The spatial variations of the gas-to-dust ratio (GDR) provide constraints on the chemical evolution and lifecycle of dust in galaxies. We examine the relation between dust and gas at 10-50 pc resolution in the Large and Small Magellanic Clouds (LMC and SMC) based on Herschel far-infrared (FIR), H I 21 cm, CO, and Halpha observations. In the diffuse atomic ISM, we derive the gas-to-dust ratio as the slope of the dust-gas relation and find gas-to-dust ratios of 380+250-130 in the LMC, and 1200+1600-420 in the SMC, not including helium. The atomic-to-molecular transition is located at dust surface densities of 0.05 Mo pc-2 in the LMC and 0.03 Mo pc-2 in the SMC, corresponding to AV ~ 0.4 and 0.2, respectively. We investigate the range of CO-to-H2 conversion factor to best account for all the molecular gas in the beam of the observations, and find upper limits on XCO to be 6x1020 cm-2 K-1 km-1 s in the LMC (Z=0.5Zo) at 15 pc resolution, and 4x 1021 cm-2 K-1 km-1 s in the SMC (Z=0.2Zo) at 45 pc resolution. In the LMC, the slope of the dust-gas relation in the dense ISM is lower than in the diffuse ISM by a factor ~2, even after accounting for the effects of CO-dark H2 in the translucent envelopes of molecular clouds. Coagulation of dust grains and the subsequent dust emissivity increase in molecular clouds, and/or accretion of gas-phase metals onto dust grains, and the subsequent dust abundance (dust-to-gas ratio) increase in molecular clouds could explain the observations.
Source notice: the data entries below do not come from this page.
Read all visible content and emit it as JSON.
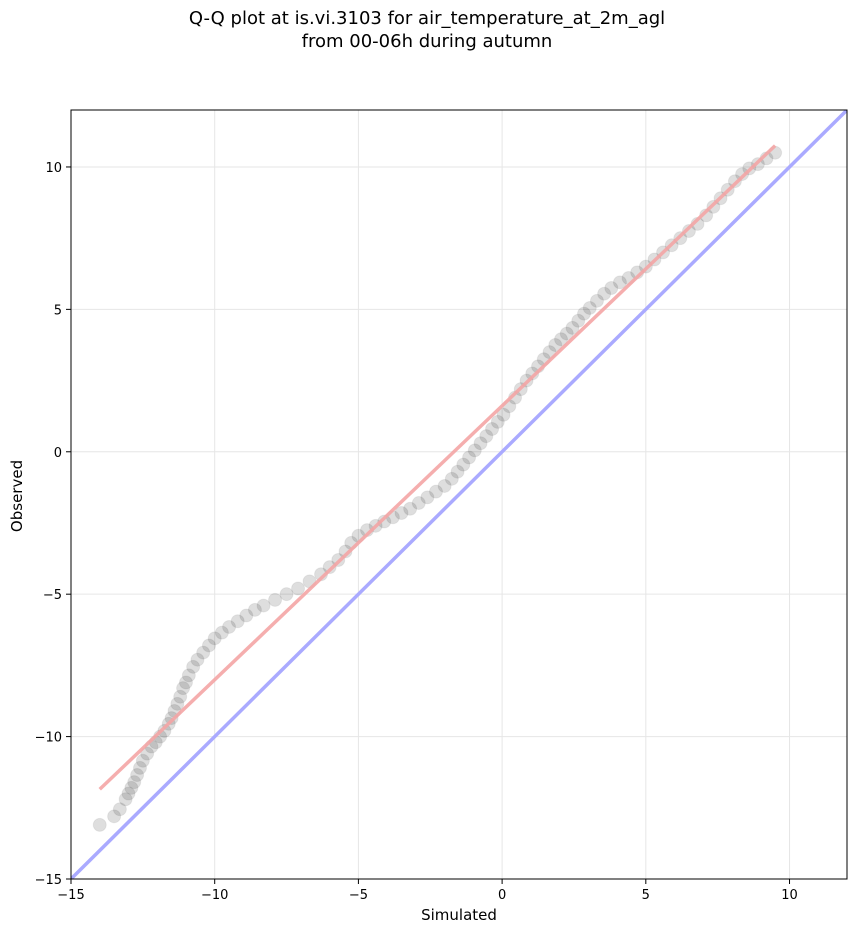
{
  "title_line1": "Q-Q plot at is.vi.3103 for air_temperature_at_2m_agl",
  "title_line2": "from 00-06h during autumn",
  "chart_data": {
    "type": "scatter",
    "xlabel": "Simulated",
    "ylabel": "Observed",
    "xlim": [
      -15,
      12
    ],
    "ylim": [
      -15,
      12
    ],
    "xticks": [
      -15,
      -10,
      -5,
      0,
      5,
      10
    ],
    "yticks": [
      -15,
      -10,
      -5,
      0,
      5,
      10
    ],
    "xtick_labels": [
      "−15",
      "−10",
      "−5",
      "0",
      "5",
      "10"
    ],
    "ytick_labels": [
      "−15",
      "−10",
      "−5",
      "0",
      "5",
      "10"
    ],
    "grid": true,
    "reference_line": {
      "color": "#aaaaff",
      "x": [
        -15,
        12
      ],
      "y": [
        -15,
        12
      ]
    },
    "fit_line": {
      "color": "#f4a6a6",
      "x": [
        -14,
        9.5
      ],
      "y": [
        -11.85,
        10.75
      ]
    },
    "point_color": "#000000",
    "points": [
      [
        -14.0,
        -13.1
      ],
      [
        -13.5,
        -12.8
      ],
      [
        -13.3,
        -12.55
      ],
      [
        -13.1,
        -12.2
      ],
      [
        -13.0,
        -12.0
      ],
      [
        -12.9,
        -11.8
      ],
      [
        -12.8,
        -11.6
      ],
      [
        -12.7,
        -11.35
      ],
      [
        -12.6,
        -11.1
      ],
      [
        -12.5,
        -10.85
      ],
      [
        -12.35,
        -10.6
      ],
      [
        -12.2,
        -10.35
      ],
      [
        -12.05,
        -10.2
      ],
      [
        -11.9,
        -10.0
      ],
      [
        -11.75,
        -9.8
      ],
      [
        -11.6,
        -9.55
      ],
      [
        -11.5,
        -9.35
      ],
      [
        -11.4,
        -9.1
      ],
      [
        -11.3,
        -8.85
      ],
      [
        -11.2,
        -8.6
      ],
      [
        -11.1,
        -8.3
      ],
      [
        -11.0,
        -8.1
      ],
      [
        -10.9,
        -7.85
      ],
      [
        -10.75,
        -7.55
      ],
      [
        -10.6,
        -7.3
      ],
      [
        -10.4,
        -7.05
      ],
      [
        -10.2,
        -6.8
      ],
      [
        -10.0,
        -6.55
      ],
      [
        -9.75,
        -6.35
      ],
      [
        -9.5,
        -6.15
      ],
      [
        -9.2,
        -5.95
      ],
      [
        -8.9,
        -5.75
      ],
      [
        -8.6,
        -5.55
      ],
      [
        -8.3,
        -5.4
      ],
      [
        -7.9,
        -5.2
      ],
      [
        -7.5,
        -5.0
      ],
      [
        -7.1,
        -4.8
      ],
      [
        -6.7,
        -4.55
      ],
      [
        -6.3,
        -4.3
      ],
      [
        -6.0,
        -4.05
      ],
      [
        -5.7,
        -3.8
      ],
      [
        -5.45,
        -3.5
      ],
      [
        -5.25,
        -3.2
      ],
      [
        -5.0,
        -2.95
      ],
      [
        -4.7,
        -2.75
      ],
      [
        -4.4,
        -2.6
      ],
      [
        -4.1,
        -2.45
      ],
      [
        -3.8,
        -2.3
      ],
      [
        -3.5,
        -2.15
      ],
      [
        -3.2,
        -2.0
      ],
      [
        -2.9,
        -1.8
      ],
      [
        -2.6,
        -1.6
      ],
      [
        -2.3,
        -1.4
      ],
      [
        -2.0,
        -1.2
      ],
      [
        -1.75,
        -0.95
      ],
      [
        -1.55,
        -0.7
      ],
      [
        -1.35,
        -0.45
      ],
      [
        -1.15,
        -0.2
      ],
      [
        -0.95,
        0.05
      ],
      [
        -0.75,
        0.3
      ],
      [
        -0.55,
        0.55
      ],
      [
        -0.35,
        0.8
      ],
      [
        -0.15,
        1.05
      ],
      [
        0.05,
        1.3
      ],
      [
        0.25,
        1.6
      ],
      [
        0.45,
        1.9
      ],
      [
        0.65,
        2.2
      ],
      [
        0.85,
        2.5
      ],
      [
        1.05,
        2.75
      ],
      [
        1.25,
        3.0
      ],
      [
        1.45,
        3.25
      ],
      [
        1.65,
        3.5
      ],
      [
        1.85,
        3.75
      ],
      [
        2.05,
        3.95
      ],
      [
        2.25,
        4.15
      ],
      [
        2.45,
        4.35
      ],
      [
        2.65,
        4.6
      ],
      [
        2.85,
        4.85
      ],
      [
        3.05,
        5.05
      ],
      [
        3.3,
        5.3
      ],
      [
        3.55,
        5.55
      ],
      [
        3.8,
        5.75
      ],
      [
        4.1,
        5.95
      ],
      [
        4.4,
        6.1
      ],
      [
        4.7,
        6.3
      ],
      [
        5.0,
        6.5
      ],
      [
        5.3,
        6.75
      ],
      [
        5.6,
        7.0
      ],
      [
        5.9,
        7.25
      ],
      [
        6.2,
        7.5
      ],
      [
        6.5,
        7.75
      ],
      [
        6.8,
        8.0
      ],
      [
        7.1,
        8.3
      ],
      [
        7.35,
        8.6
      ],
      [
        7.6,
        8.9
      ],
      [
        7.85,
        9.2
      ],
      [
        8.1,
        9.5
      ],
      [
        8.35,
        9.75
      ],
      [
        8.6,
        9.95
      ],
      [
        8.9,
        10.1
      ],
      [
        9.2,
        10.3
      ],
      [
        9.5,
        10.5
      ]
    ]
  }
}
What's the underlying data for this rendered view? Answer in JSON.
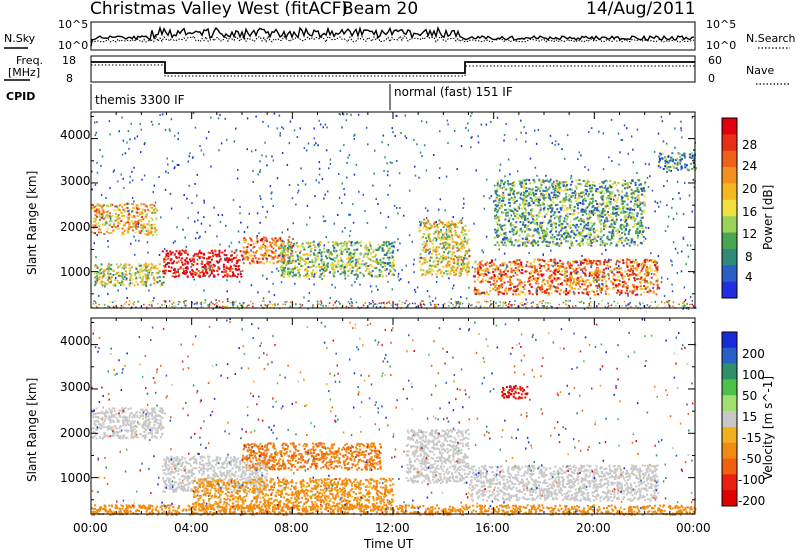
{
  "header": {
    "title": "Christmas Valley West (fitACF)",
    "beam": "Beam 20",
    "date": "14/Aug/2011"
  },
  "top_panels": {
    "nsky_label": "N.Sky",
    "nsky_ticks": [
      "10^5",
      "10^0"
    ],
    "nsearch_label": "N.Search",
    "nsearch_ticks": [
      "10^5",
      "10^0"
    ],
    "freq_label_line1": "Freq.",
    "freq_label_line2": "[MHz]",
    "freq_ticks": [
      "18",
      "8"
    ],
    "nave_label": "Nave",
    "nave_ticks": [
      "60",
      "0"
    ],
    "cpid_label": "CPID",
    "cpid_1": "themis 3300 IF",
    "cpid_2": "normal (fast) 151 IF"
  },
  "x_axis": {
    "ticks": [
      "00:00",
      "04:00",
      "08:00",
      "12:00",
      "16:00",
      "20:00",
      "00:00"
    ],
    "label": "Time UT"
  },
  "power_panel": {
    "ylabel": "Slant Range [km]",
    "yticks": [
      "4000",
      "3000",
      "2000",
      "1000"
    ],
    "colorbar_label": "Power [dB]",
    "colorbar_ticks": [
      "28",
      "24",
      "20",
      "16",
      "12",
      "8",
      "4"
    ],
    "colors": [
      "#1f2fe0",
      "#2b5fc4",
      "#2f8a7a",
      "#4aa450",
      "#9bd35a",
      "#f0e040",
      "#f4b820",
      "#f39020",
      "#f06018",
      "#e83018",
      "#e00010"
    ]
  },
  "velocity_panel": {
    "ylabel": "Slant Range [km]",
    "yticks": [
      "4000",
      "3000",
      "2000",
      "1000"
    ],
    "colorbar_label": "Velocity [m s^-1]",
    "colorbar_ticks": [
      "200",
      "100",
      "50",
      "15",
      "-15",
      "-50",
      "-100",
      "-200"
    ],
    "colors": [
      "#1a2ad8",
      "#2860c8",
      "#2f8f6a",
      "#4cc24c",
      "#a0e070",
      "#c8c8c8",
      "#f2b020",
      "#f08a10",
      "#f06010",
      "#e82010",
      "#e00000"
    ]
  },
  "chart_data": {
    "type": "heatmap",
    "x_range_hours": [
      0,
      24
    ],
    "y_range_km": [
      180,
      4600
    ],
    "power_regions": [
      {
        "t0": 0.0,
        "t1": 2.6,
        "r0": 1850,
        "r1": 2550,
        "power": 18
      },
      {
        "t0": 0.1,
        "t1": 2.9,
        "r0": 700,
        "r1": 1200,
        "power": 14
      },
      {
        "t0": 2.8,
        "t1": 6.0,
        "r0": 900,
        "r1": 1500,
        "power": 28
      },
      {
        "t0": 6.0,
        "t1": 8.0,
        "r0": 1200,
        "r1": 1800,
        "power": 22
      },
      {
        "t0": 7.5,
        "t1": 12.0,
        "r0": 900,
        "r1": 1700,
        "power": 12
      },
      {
        "t0": 13.0,
        "t1": 15.0,
        "r0": 900,
        "r1": 2200,
        "power": 16
      },
      {
        "t0": 15.2,
        "t1": 22.5,
        "r0": 500,
        "r1": 1300,
        "power": 22
      },
      {
        "t0": 16.0,
        "t1": 22.0,
        "r0": 1600,
        "r1": 3100,
        "power": 10
      },
      {
        "t0": 22.5,
        "t1": 24.0,
        "r0": 3300,
        "r1": 3700,
        "power": 8
      }
    ],
    "velocity_regions": [
      {
        "t0": 0.0,
        "t1": 2.9,
        "r0": 1900,
        "r1": 2600,
        "velocity": 0
      },
      {
        "t0": 2.8,
        "t1": 7.0,
        "r0": 700,
        "r1": 1500,
        "velocity": 0
      },
      {
        "t0": 6.0,
        "t1": 11.5,
        "r0": 1200,
        "r1": 1800,
        "velocity": -70
      },
      {
        "t0": 4.0,
        "t1": 12.0,
        "r0": 300,
        "r1": 1000,
        "velocity": -40
      },
      {
        "t0": 12.5,
        "t1": 15.0,
        "r0": 900,
        "r1": 2100,
        "velocity": 0
      },
      {
        "t0": 15.0,
        "t1": 22.5,
        "r0": 500,
        "r1": 1300,
        "velocity": 0
      },
      {
        "t0": 16.3,
        "t1": 17.3,
        "r0": 2800,
        "r1": 3100,
        "velocity": -200
      },
      {
        "t0": 0.0,
        "t1": 24.0,
        "r0": 180,
        "r1": 400,
        "velocity": -60
      }
    ]
  }
}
In the SMC, variations in the dust-gas slope caused by coagulation or accretion are degenerate with the effects of CO-dark H2. Within the expected 5--20 times Galactic XCO range, the dust-gas slope can be either constant or decrease by a factor of several across ISM phases. Further modeling and observations are required to break the degeneracy between dust grain coagulation, accretion, and CO-dark H2.